C’était le jour que j’attendais et que j’appréhendais le plus. Oh, ça n’avait pas été de tout repos pour y arriver. J’avais attendu, stressée, d’abord. J’avais eu des demandes de la part de Sam, et j’avais fini par céder. Mais lui n’avait pas eu de suite des retours positifs, ce qui me m’avait conforté dans mon idée que la chose était une mauvaise décision. Et puis finalement, elle accepta. Judie avait dit oui, à ce que nous nous rencontrions. Au salon de thé de l’avenue Carroll. J’allais revoir ma sœur.
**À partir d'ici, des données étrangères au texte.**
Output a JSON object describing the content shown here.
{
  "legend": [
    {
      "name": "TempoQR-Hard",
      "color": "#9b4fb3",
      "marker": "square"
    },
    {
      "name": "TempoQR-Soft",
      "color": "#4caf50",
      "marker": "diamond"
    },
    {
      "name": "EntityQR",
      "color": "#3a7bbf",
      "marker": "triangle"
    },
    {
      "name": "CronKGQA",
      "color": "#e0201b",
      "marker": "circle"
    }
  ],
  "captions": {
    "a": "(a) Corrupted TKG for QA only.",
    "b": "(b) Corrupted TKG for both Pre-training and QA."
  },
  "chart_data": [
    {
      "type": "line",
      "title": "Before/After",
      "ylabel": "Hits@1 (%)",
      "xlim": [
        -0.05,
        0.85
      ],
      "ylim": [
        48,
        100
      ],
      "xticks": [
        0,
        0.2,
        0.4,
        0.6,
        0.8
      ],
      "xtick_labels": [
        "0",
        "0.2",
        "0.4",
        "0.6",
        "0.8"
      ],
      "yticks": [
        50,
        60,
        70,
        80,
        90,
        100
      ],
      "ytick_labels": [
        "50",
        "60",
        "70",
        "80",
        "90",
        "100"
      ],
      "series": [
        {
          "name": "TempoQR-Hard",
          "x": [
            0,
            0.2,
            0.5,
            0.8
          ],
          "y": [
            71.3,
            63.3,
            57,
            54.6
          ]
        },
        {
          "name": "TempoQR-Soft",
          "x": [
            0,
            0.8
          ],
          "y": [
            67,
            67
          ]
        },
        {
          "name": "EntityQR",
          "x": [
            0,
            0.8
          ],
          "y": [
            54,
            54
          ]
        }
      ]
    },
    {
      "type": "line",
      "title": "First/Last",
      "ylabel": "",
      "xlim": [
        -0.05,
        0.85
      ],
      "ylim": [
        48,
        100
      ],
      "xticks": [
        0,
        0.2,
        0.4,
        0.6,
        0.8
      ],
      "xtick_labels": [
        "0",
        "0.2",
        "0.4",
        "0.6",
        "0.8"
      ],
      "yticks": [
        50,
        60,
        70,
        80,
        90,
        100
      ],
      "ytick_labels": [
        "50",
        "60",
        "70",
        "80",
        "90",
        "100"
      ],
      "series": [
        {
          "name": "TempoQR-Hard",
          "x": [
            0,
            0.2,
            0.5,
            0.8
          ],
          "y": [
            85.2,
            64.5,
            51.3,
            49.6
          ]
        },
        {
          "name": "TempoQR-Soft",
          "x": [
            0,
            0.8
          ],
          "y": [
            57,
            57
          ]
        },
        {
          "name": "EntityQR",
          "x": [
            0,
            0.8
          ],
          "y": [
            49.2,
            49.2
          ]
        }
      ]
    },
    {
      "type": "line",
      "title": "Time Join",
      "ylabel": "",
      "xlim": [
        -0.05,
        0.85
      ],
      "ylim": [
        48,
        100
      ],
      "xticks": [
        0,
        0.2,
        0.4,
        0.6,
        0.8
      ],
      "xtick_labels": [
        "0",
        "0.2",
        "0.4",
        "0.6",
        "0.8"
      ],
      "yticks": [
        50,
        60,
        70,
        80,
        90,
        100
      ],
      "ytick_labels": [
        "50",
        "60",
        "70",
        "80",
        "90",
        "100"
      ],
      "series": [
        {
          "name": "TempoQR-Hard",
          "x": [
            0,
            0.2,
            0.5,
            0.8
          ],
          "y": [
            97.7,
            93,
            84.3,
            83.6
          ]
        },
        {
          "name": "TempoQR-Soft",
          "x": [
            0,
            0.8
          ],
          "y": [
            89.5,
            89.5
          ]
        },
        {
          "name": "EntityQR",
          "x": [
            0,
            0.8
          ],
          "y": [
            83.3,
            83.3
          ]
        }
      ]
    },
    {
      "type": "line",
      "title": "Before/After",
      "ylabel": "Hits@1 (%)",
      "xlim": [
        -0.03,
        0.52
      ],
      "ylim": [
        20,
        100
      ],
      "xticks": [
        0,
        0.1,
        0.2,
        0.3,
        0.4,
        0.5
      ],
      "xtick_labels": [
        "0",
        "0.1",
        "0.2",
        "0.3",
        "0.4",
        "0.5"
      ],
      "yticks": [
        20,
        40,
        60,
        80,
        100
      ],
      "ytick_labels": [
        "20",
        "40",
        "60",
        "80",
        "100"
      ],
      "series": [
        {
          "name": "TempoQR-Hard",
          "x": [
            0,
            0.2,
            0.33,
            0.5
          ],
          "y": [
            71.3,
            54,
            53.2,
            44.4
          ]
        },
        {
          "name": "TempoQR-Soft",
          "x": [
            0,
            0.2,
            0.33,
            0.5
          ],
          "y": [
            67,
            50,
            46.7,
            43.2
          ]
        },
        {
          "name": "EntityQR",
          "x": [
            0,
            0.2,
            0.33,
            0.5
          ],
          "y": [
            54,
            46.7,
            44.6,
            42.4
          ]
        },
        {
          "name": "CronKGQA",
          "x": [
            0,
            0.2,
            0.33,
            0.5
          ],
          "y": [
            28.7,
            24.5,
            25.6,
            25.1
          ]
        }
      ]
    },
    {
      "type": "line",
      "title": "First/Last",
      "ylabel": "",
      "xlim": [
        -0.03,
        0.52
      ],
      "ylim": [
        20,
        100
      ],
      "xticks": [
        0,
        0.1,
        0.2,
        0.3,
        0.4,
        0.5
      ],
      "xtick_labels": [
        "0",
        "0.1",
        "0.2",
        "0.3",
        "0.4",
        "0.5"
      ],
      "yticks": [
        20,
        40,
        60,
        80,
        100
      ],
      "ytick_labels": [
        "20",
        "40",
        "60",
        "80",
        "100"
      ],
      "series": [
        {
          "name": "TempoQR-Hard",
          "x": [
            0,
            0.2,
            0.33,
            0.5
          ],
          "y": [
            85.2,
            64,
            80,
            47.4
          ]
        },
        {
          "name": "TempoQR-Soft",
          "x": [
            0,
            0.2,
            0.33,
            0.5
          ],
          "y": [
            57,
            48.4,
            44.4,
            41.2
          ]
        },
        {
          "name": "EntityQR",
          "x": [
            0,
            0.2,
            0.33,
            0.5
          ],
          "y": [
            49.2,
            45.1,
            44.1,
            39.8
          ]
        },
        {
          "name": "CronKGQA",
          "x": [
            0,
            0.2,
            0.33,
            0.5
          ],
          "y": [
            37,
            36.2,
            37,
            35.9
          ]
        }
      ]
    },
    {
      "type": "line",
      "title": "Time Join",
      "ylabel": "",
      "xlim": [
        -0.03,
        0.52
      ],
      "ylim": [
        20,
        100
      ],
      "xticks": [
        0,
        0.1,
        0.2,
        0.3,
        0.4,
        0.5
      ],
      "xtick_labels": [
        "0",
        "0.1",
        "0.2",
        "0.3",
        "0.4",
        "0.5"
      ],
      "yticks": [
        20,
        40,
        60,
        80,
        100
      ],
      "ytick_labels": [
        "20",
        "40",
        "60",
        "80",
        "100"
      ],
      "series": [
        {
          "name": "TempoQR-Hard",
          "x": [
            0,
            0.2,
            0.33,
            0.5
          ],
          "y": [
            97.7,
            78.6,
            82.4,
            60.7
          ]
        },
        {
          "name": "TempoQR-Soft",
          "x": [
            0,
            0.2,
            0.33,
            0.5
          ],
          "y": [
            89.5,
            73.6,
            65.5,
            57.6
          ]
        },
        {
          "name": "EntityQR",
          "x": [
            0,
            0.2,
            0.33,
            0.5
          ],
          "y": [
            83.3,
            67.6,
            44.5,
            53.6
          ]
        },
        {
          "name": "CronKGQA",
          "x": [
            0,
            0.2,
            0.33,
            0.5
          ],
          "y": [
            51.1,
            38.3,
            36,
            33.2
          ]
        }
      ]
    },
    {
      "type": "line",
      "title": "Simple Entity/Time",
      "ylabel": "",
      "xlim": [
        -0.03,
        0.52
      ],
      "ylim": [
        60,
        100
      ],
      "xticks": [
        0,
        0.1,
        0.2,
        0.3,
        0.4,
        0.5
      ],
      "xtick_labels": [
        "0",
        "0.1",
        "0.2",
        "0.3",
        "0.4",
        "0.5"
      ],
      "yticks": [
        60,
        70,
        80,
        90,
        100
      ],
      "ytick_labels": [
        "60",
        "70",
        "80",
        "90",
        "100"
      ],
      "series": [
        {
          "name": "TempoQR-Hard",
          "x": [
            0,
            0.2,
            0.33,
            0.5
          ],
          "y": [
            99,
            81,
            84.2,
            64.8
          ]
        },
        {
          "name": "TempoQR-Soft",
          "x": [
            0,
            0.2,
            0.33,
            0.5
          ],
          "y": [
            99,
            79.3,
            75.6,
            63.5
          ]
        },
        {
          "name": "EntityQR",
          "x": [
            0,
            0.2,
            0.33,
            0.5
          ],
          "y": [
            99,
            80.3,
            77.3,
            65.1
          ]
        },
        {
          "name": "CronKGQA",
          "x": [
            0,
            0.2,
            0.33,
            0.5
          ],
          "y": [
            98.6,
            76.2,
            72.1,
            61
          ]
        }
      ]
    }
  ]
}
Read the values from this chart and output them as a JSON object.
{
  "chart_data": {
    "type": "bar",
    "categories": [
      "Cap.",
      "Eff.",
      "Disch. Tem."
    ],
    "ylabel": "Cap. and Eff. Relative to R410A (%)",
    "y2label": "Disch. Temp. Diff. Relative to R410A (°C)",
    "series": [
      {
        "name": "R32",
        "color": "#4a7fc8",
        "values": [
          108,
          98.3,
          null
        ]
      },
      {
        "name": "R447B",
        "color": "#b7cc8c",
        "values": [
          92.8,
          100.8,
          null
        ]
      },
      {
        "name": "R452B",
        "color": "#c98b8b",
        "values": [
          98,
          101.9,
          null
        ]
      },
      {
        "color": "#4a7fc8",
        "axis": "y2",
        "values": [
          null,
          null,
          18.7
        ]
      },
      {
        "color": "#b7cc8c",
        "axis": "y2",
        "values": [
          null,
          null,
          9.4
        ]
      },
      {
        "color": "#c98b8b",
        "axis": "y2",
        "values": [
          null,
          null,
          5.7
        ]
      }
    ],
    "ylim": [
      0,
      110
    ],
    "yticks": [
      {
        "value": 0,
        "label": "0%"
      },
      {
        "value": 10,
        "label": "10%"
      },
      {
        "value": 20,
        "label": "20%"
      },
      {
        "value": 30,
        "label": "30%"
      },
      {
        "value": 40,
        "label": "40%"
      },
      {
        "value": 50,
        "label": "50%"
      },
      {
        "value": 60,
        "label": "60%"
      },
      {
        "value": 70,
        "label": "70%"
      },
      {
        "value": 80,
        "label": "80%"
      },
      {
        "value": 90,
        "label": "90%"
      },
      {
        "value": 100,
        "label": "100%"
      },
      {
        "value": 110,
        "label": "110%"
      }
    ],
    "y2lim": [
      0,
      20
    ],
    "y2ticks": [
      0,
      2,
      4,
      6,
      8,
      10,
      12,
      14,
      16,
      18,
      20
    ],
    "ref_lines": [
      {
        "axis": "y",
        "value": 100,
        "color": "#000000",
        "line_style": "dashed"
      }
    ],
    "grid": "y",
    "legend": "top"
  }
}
Après onze années passées sans elle, onze années pendant lesquelles j’avais espéré qu’elle me rende visite au Mont, onze années qui m’ont finalement révélé sa haine envers moi. Même si, d’après Sam, elle s’était tassée, elle était toujours bien là cependant. Pourquoi vouloir la voir, alors ? Je ne pouvais pas me résoudre à tirer un trait définitif sur l’être qui avait été plus cher que tout. Si les années passées au Mont m’avaient coupée d’elle, nous avions tout le temps de nous rattraper à présent. Si elle voulait de moi bien entendu. Elle pouvait avoir consenti à me voir simplement pour me reprocher tout ce qu’elle pouvait, et s’en aller. Je refusais d’y croire, mais c’était pourtant bien une possibilité. Je partis en avance, pour avoir le temps de photographier quelques branches gelées sur mon chemin, mais sans grand résultat. La concentration n’était pas au rendez-vous et je ne faisais jamais rien de bon dans ces cas-là. Je me décidai donc à me hâter, même si je savais devoir attendre à l’intérieur. Observer les autres me ferait au moins penser à autre chose… J’arrivai donc devant la porte du salon de thé et hésitai à entrer, sans raison. Fronçant les sourcils, je me secouai la tête avant de pousser la porte, et entrai. La moitié de la salle était occupée, de quoi donner un peu d’ambiance sans pour autant perdre la tête dans un brouhaha sans nom. Je m’installai à une petite table à côté d’une fenêtre et expliquai à la serveuse que j’attendais quelqu’un. Après quoi je laissai mon regard vagabonder dans la pièce, puis dans la ruelle, sans me rendre compte du temps qui passait.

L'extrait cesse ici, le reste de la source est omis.